The company, together with its affiliated operating company Bali Medical Inc., is developing a medical food product as adjunctive therapy for patients with burn- and trauma-related sepsis, HIV/AIDS, and other endotoxin-mediated diseases.
"Our concept is to vaccinate dairy cows with an anti-sepsis vaccine and harvest colostrum [immune milk] that is enriched with highly specific yet broadly cross-reactive antibodies against endotoxin. The enhanced colostrum-based product will aid patients by reducing the nutritional deficits associated with burns, trauma, and HIV/AIDS," says Bali BioSciences CEO and founder Zeil Rosenberg, MD, MPH.
A specialized anti-sepsis vaccine was developed by Alan Cross, MD, a professor at the University of Maryland School of Medicine, and his colleagues at the Walter Reed Army Institute of Research, and Memorial Hospital of Rhode Island.
The vaccine has already proven safe in human trials, and showed protective efficacy in various animal models.
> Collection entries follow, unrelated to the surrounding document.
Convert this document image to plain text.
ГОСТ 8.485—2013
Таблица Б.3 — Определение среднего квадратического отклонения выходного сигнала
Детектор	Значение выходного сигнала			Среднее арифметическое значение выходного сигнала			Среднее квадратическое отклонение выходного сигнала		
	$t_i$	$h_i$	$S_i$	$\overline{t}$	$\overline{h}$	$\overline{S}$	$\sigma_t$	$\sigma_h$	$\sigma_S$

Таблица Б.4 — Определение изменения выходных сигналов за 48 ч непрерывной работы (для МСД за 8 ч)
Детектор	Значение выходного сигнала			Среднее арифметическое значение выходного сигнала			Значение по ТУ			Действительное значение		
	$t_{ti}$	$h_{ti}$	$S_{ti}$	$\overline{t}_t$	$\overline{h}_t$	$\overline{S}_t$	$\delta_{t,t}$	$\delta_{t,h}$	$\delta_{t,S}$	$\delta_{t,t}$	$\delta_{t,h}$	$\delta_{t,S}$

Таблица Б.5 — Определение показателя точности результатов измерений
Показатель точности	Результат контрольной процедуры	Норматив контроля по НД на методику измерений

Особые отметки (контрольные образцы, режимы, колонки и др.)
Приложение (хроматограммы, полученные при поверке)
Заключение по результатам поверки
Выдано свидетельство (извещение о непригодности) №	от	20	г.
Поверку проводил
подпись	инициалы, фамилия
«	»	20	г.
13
Thus, it has potential for use in both prevention and treatment of sepsis. UMB technology transfer officials completed a royalty-bearing license for the jointly owned technology and related patent rights to Bali BioSciences. There are also plans for a sponsored research collaboration to tap into Cross’ considerable expertise to aid the company’s early research and development efforts.
There are more than 33 million people worldwide living with HIV, which constitutes a significant population in need of adjunctive nutritional therapy. "Bali BioSciences will help address that need with its affordable medical food product," says James L. Hughes, MBA, vice president for research and development at UMB.
Cross is a physician with 35 years of research experience in the fields of inflammation and infectious disease and is the author of 173 peer-reviewed publications. His numerous professional honors include the U.S. Army’s Legion of Merit in 1994, service as president of the International Endotoxin and Innate Immunity Society from 2008 to 2010, and multiple advisory committee memberships over the past decade for the FDA, NIH, and the National Academy of Sciences.
Rosenberg is a physician-executive with 25 years experience in management of domestic and international health issues, including immunization programs and pediatric infectious diseases. He was previously CEO of Immuron Ltd. and served for eight years as Becton Dickinson’s worldwide business leader and medical director for immunization.
UMB has a portfolio of hundreds of technologies available for licensing that are a mix of vaccines, drug targets, therapeutics, devices, and cutting-edge techniques that promise to make a quantifiable impact on human health and the environment. The internationally recognized medical, dental, and pharmaceutical research underway at UMB provides a robust pipeline of more than 100 new innovations each year.
The Office of Technology Transfer (OTT), part of the Office of Research and Development, works with the inventive researchers on UMB’s campus to protect their ideas through patenting and seeks industry partners to develop these ideas into useful medical products. Real-world examples of medical products originating from research at UMB and licensed to companies by OTT are novel cancer-fighting drugs in development by Gliknik Inc, and a stroke rehabilitation device being sold by Encore Path, Inc.